What would such a dictionary contain? We aim to give in it the fullest possible list of all the Ulsterisms we can gather: that is to say, all the special local dialect words which are still to be found in our towns and countryside, but which do not exist in normal or (as some people prefer to call it) 'standard' English.
Is it really worth while going to a lot of bother to compile such a dictionary at all? Some folk may be dubious. One teacher was very doubtful about the whole business when he saw our first list of questions asking for information about local words. He protested that he had already enough trouble getting his pupils to master 'proper' English and he had no wish to encourage the use or study of dialect in any way.

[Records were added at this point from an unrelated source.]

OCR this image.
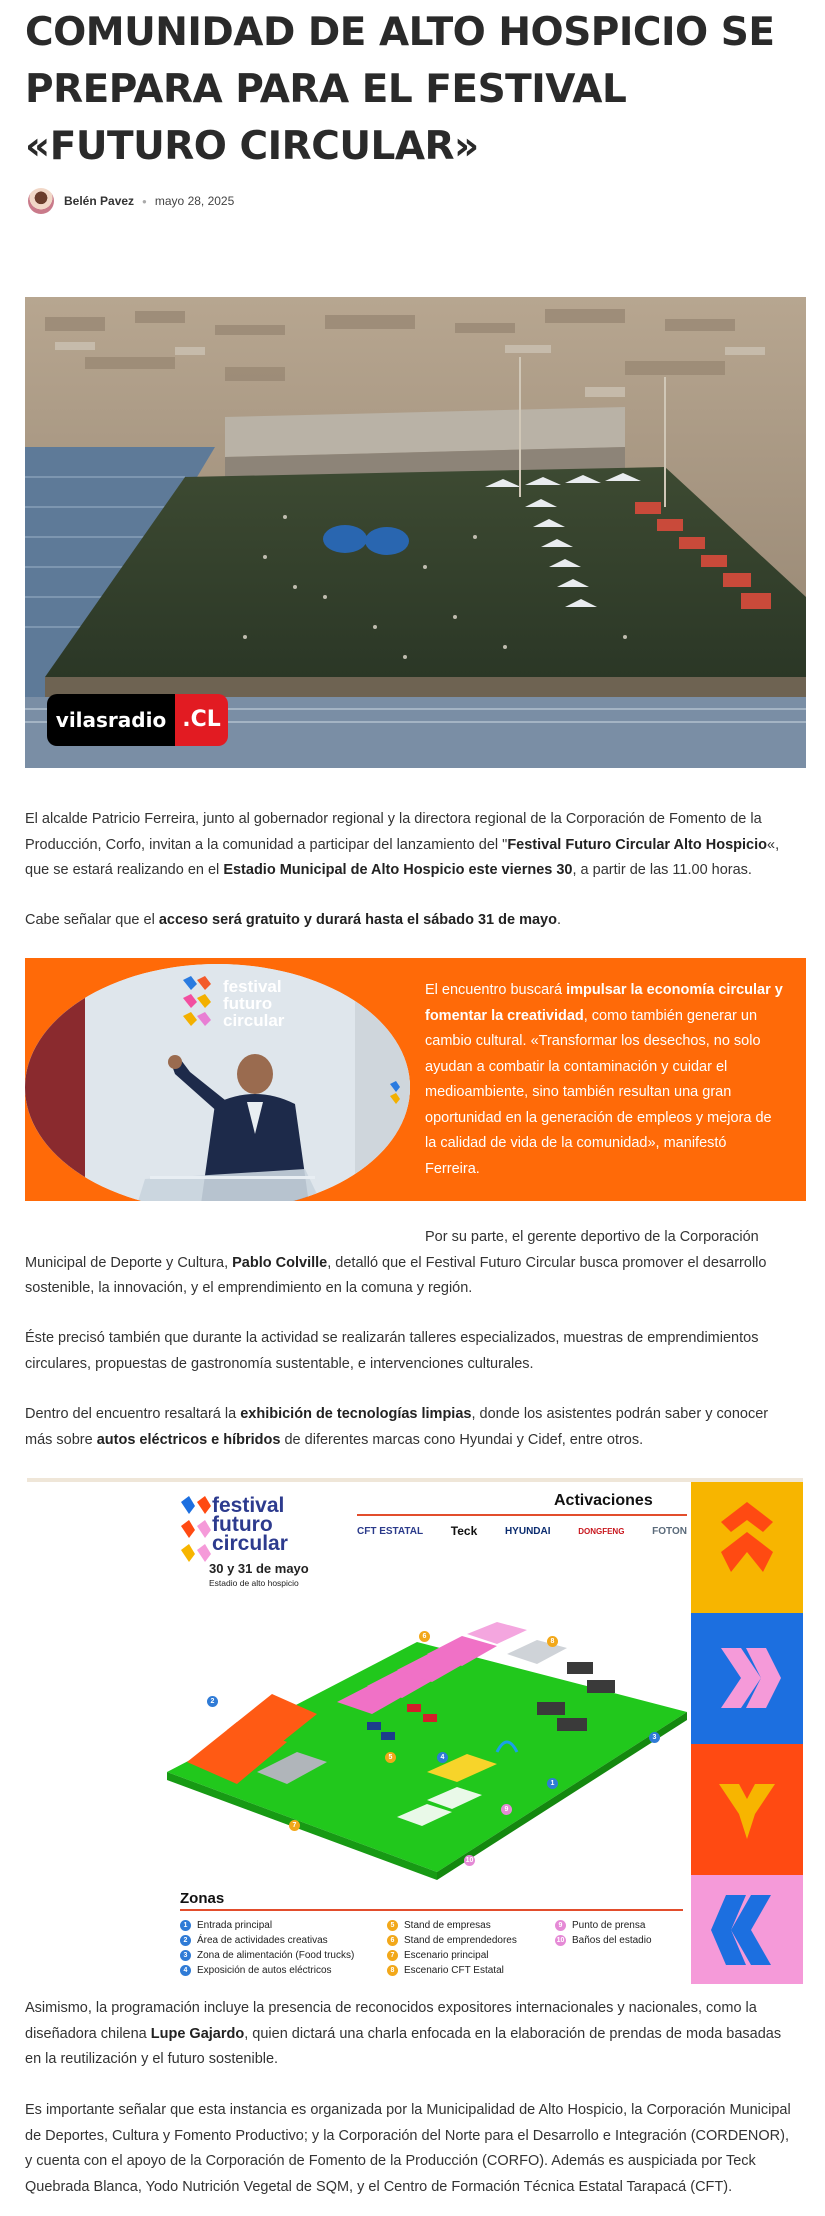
COMUNIDAD DE ALTO HOSPICIO SE PREPARA PARA EL FESTIVAL «FUTURO CIRCULAR»
Belén Pavez ● mayo 28, 2025
vilasradio .CL

El alcalde Patricio Ferreira, junto al gobernador regional y la directora regional de la Corporación de Fomento de la Producción, Corfo, invitan a la comunidad a participar del lanzamiento del "Festival Futuro Circular Alto Hospicio«, que se estará realizando en el Estadio Municipal de Alto Hospicio este viernes 30, a partir de las 11.00 horas.

Cabe señalar que el acceso será gratuito y durará hasta el sábado 31 de mayo.

festival
futuro
circular

El encuentro buscará impulsar la economía circular y fomentar la creatividad, como también generar un cambio cultural. «Transformar los desechos, no solo ayudan a combatir la contaminación y cuidar el medioambiente, sino también resultan una gran oportunidad en la generación de empleos y mejora de la calidad de vida de la comunidad», manifestó Ferreira.

Por su parte, el gerente deportivo de la Corporación Municipal de Deporte y Cultura, Pablo Colville, detalló que el Festival Futuro Circular busca promover el desarrollo sostenible, la innovación, y el emprendimiento en la comuna y región.

Éste precisó también que durante la actividad se realizarán talleres especializados, muestras de emprendimientos circulares, propuestas de gastronomía sustentable, e intervenciones culturales.

Dentro del encuentro resaltará la exhibición de tecnologías limpias, donde los asistentes podrán saber y conocer más sobre autos eléctricos e híbridos de diferentes marcas cono Hyundai y Cidef, entre otros.

festival
futuro
circular
30 y 31 de mayo
Estadio de alto hospicio
Activaciones
CFT ESTATAL Teck	HYUNDAI	DONGFENG	FOTON
6
8
2
5	4
3
1
9
7
10
Zonas
1 Entrada principal
2 Área de actividades creativas
3 Zona de alimentación (Food trucks)
4 Exposición de autos eléctricos
5 Stand de empresas
6 Stand de emprendedores
7 Escenario principal
8 Escenario CFT Estatal
9 Punto de prensa
10 Baños del estadio

Asimismo, la programación incluye la presencia de reconocidos expositores internacionales y nacionales, como la diseñadora chilena Lupe Gajardo, quien dictará una charla enfocada en la elaboración de prendas de moda basadas en la reutilización y el futuro sostenible.

Es importante señalar que esta instancia es organizada por la Municipalidad de Alto Hospicio, la Corporación Municipal de Deportes, Cultura y Fomento Productivo; y la Corporación del Norte para el Desarrollo e Integración (CORDENOR), y cuenta con el apoyo de la Corporación de Fomento de la Producción (CORFO). Además es auspiciada por Teck Quebrada Blanca, Yodo Nutrición Vegetal de SQM, y el Centro de Formación Técnica Estatal Tarapacá (CFT).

But surely it is interesting to find that in Ulster we use about 20 or 30 different words for 'earwig'? First there's eariwig (used very widely), then dozens of variations of the word gellick, lovely words like gullion-eel, geelybug, gullyglean, deeal, deelog and many others.
The kitchen sink is, of course, generally known as the jaw-box or occasionally jaw-tub, but jaw here has nothing to do with any friendly gossip that may take place over the washing-up. It comes from an old Scandinavian word meaning 'to pour out a liquid'. In some parts of Ulster they still talk about a wee jaw of water or buttermilk. Most Ulster folk pronounce trough to rhyme with ough (with a good throaty gh) and not to rhyme with cough, as it does in 'proper' English. There is a clear division between the people who say 'I'm going "up" to Belfast' and those who say 'I'm going "down" to Belfast', and the same for going 'up' to Dublin and going 'down' to Dublin. It seems to depend on where you start from!
It seems to me then that the attitude of this teacher who had no interest in our inquiries is a mistaken one. We have really no reason to be ashamed of genuine Ulster dialect speech, which any fair observer would admit to be rich, varied, and, above all, expressive. Try to translate into ordinary English phrases like He got a quare gunk or She's a desperate cowlrife crater or Ye're quare an' saft or It wud skunner a pig.
Queen Anne and Queen Elizabeth I probably pronounced tea as tay and Queen Anne would certainly have referred to her servants as sarvants and to the clergy as clargy. So our dialects have an honourable ancestry, going back to Elizabethan English and the Lowland Scots of the Stuart period.
Compiling a dialect dictionary on the lines described is a heavy task and naturally enough the success of the whole project will depend on the amount of co-operation which is forthcoming from the people who really know or who have accurately observed the many hundreds of dialect words peculiar to different parts of Ulster.
So, what about it, all you experts who have written to 'Franc', and all you others who so far have remained silent? Could we encourage you to take up a new hobby — word-collecting?
Get a few sheets of paper and a pencil and start writing down a list of all the real old Ulster words you can remember (with their meaning of course!). As soon as you have a good collection send them on to me so that I can hand them over to the editors. Then when the Dictionary appears you will be proud to know that you have made your contribution to its success.